I have too few to take my leave of you,
When the tongue's office should be prodigal
To breathe abundant dolour of the heart. (1.3.9)

Henry Bolingbroke fails to reply to his friends when they regret his banishment. (Big surprise there.) When Gaunt asks him why he's "hoarding" his words, he says he doesn't have enough to express the pain of saying goodbye to his father.

Quote #7

KING RICHARD II
What said our cousin when you parted with him?
DUKE OF AUMERLE
'Farewell:'
And, for my heart disdained that my tongue
Should so profane the word, that taught me craft
To counterfeit oppression of such grief
That words seem'd buried in my sorrow's grave. (1.4.3)

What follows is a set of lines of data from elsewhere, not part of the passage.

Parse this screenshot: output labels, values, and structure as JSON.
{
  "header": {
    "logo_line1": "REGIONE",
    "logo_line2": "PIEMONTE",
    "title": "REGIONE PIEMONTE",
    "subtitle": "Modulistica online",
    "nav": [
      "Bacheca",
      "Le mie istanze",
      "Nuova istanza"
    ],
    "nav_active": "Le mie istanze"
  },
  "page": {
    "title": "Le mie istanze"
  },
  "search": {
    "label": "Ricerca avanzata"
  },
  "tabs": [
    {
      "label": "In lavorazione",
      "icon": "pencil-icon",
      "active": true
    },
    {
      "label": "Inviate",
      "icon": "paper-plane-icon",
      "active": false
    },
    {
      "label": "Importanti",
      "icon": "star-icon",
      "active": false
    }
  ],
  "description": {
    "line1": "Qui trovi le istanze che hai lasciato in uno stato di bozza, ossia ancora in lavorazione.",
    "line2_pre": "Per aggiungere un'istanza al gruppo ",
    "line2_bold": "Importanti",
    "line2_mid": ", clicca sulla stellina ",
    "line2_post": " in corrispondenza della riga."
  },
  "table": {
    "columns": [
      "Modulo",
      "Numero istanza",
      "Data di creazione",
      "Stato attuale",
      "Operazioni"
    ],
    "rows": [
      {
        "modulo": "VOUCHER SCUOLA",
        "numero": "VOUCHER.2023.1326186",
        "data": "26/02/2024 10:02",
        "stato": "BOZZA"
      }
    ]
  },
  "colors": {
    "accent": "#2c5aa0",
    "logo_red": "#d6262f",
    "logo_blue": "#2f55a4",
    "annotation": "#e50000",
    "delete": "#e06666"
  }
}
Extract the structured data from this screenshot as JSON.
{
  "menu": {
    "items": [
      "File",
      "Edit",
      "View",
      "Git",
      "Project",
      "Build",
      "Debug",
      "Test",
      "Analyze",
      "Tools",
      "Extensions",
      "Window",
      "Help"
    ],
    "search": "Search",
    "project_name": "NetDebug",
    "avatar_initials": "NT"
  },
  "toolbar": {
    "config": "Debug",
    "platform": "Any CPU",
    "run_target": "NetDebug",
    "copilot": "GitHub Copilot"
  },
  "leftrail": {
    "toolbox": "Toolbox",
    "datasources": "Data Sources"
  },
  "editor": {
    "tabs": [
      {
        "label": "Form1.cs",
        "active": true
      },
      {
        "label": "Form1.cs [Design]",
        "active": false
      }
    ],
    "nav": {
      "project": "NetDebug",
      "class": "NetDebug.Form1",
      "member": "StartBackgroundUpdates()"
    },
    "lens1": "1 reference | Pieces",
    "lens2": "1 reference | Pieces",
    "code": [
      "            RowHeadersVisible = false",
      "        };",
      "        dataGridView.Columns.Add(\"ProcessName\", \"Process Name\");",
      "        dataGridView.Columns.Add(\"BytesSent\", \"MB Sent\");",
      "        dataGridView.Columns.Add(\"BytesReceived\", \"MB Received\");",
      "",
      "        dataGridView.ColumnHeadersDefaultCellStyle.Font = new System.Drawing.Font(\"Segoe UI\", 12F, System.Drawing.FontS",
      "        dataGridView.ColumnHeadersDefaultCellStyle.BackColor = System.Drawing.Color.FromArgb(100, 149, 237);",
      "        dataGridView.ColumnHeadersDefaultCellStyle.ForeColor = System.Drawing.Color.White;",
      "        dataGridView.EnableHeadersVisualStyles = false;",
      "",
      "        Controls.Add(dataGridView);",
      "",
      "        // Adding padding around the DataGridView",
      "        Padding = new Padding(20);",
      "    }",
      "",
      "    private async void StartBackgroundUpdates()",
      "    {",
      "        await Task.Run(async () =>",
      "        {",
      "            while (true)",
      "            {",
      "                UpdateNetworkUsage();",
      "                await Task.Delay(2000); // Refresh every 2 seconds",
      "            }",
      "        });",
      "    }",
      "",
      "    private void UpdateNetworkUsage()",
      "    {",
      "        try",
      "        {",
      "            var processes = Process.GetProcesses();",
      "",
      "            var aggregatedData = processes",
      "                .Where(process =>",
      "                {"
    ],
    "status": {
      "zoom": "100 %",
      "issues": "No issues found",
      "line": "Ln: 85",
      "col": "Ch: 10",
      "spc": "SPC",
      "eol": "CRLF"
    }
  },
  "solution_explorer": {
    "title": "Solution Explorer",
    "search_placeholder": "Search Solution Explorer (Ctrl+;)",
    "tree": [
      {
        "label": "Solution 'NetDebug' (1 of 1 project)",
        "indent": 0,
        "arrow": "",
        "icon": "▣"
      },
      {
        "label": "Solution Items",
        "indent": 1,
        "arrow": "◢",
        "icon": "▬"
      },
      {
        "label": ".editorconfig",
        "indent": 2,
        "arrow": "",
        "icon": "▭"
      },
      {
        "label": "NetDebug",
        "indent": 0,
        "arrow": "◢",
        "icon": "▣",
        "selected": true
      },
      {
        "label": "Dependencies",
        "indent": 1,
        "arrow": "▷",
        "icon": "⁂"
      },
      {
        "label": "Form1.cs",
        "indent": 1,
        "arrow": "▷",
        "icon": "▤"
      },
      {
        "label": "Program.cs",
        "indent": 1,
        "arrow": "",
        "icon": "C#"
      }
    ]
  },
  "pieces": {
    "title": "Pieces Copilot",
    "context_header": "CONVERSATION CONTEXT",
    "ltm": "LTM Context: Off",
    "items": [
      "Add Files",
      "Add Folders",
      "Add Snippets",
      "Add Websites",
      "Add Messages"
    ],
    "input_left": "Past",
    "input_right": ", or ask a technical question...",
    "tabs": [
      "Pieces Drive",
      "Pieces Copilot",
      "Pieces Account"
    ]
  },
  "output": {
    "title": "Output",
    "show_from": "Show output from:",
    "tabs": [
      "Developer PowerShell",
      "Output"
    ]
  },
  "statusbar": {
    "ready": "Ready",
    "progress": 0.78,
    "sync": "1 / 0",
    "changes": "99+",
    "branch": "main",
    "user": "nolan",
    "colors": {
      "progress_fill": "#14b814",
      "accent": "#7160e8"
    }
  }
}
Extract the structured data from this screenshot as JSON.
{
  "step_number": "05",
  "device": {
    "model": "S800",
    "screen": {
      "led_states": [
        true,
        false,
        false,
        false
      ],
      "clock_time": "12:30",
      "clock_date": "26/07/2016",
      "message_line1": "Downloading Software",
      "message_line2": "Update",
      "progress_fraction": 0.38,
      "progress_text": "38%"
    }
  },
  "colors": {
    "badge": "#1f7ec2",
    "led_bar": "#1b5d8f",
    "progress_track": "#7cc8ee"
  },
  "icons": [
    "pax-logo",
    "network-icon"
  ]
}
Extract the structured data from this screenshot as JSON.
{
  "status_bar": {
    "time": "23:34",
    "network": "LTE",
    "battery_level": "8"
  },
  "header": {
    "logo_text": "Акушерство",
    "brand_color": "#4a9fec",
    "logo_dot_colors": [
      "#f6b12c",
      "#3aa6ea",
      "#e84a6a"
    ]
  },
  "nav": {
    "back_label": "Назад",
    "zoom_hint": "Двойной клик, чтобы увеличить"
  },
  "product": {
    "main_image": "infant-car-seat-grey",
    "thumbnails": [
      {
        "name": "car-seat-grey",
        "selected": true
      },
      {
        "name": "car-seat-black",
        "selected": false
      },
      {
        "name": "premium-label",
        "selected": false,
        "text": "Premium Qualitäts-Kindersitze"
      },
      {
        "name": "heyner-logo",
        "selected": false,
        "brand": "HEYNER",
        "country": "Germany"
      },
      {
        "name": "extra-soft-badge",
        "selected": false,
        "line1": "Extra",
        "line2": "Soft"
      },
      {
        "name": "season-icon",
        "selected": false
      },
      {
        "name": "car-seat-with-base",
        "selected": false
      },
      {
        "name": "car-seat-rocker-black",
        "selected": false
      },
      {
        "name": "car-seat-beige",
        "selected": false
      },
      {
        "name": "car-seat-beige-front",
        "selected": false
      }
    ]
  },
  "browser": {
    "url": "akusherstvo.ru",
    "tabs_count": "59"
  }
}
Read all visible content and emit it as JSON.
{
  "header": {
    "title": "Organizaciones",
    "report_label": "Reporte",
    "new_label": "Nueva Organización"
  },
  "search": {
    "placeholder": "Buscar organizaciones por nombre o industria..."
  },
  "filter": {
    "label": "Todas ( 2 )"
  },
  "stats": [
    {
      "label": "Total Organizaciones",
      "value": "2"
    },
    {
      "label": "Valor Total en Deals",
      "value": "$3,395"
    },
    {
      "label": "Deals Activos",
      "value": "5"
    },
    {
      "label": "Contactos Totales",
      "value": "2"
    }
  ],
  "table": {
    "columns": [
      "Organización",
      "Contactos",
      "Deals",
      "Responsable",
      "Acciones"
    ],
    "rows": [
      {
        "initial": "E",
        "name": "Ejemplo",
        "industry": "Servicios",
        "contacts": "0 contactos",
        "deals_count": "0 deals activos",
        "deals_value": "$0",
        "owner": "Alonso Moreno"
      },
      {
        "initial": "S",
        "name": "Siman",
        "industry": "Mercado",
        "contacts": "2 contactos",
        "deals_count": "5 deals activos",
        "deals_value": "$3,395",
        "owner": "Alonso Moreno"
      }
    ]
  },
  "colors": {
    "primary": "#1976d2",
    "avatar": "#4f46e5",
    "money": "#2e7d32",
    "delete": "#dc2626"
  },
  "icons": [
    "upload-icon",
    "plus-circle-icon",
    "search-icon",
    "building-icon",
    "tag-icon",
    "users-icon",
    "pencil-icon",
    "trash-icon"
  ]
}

Whereas Henry Bolingbroke was genuinely at a loss for words when his friends said goodbye, Aumerle tells Richard that he faked it: when he said goodbye to Henry, he pretended to be so emotional that he couldn't speak. This is interesting, don't you think? What Aumerle is describing, really, is acting: conveying an emotion you don't really feel. This is what Richard's advisors are guilty of too. This is a play where it's very hard to know what anyone really feels about things. Remember, since he wants Richard to think he has no feelings about Henry's banishment, it's unclear to the audience whether he's telling the truth or not.

Quote #8

His tongue is now a stringless instrument;
Words, life and all old Lancaster hath spent. (2.1.2)

This is what Northumberland says about Gaunt after the old man delivers a big speech about how Richard is ruining England and then dies. In describing Gaunt's death this way, Northumberland reinforces the link between language and life and highlights the fact that by trying to tell Richard the whole truth about himself, Gaunt "spent" his life. In other words, a certain kind of language is very expensive in this play: Richard has set up a government in such a way that it cost something to tell the truth.

Quote #9

As I was banished, I was banished Hereford;
But as I come, I come for Lancaster. (2.3.10)

It's probably obvious by now that naming is extremely important in Richard II. Here, Henry Bolingbroke, who gets referred to by four different names throughout the play (Hereford, Bolingbroke, Lancaster, and finally King Henry IV), tells York that his banishment is no longer valid. Why? Because the man King Richard banished was Hereford. Now that John of Gaunt is dead, Henry, as his heir, has legally inherited the title of Lancaster, so he's no longer the "Hereford" whom the king banished. In an interesting way, Henry does the opposite of Richard: where Richard has a really hard time separating his identity from the title of king, Henry shuffles names and titles around until he finds the one that brings him the most power.

Quote #10

He does me double wrong
That wounds me with the flatteries of his tongue. (3.2.12)

Long after John of Gaunt tried to warn him of the "wounds" he'd suffered at the hands of his flattering advisers, Richard learns his lesson. Moments earlier, Aumerle comforted him by suggesting that they appeal to Aumerle's father, York, for an army to fight the rebels. Richard, feeling hopeful once more, asks Scrope, who has just arrived with news, to "speak sweetly." But it's no use: Scrope can't sweeten the bad news.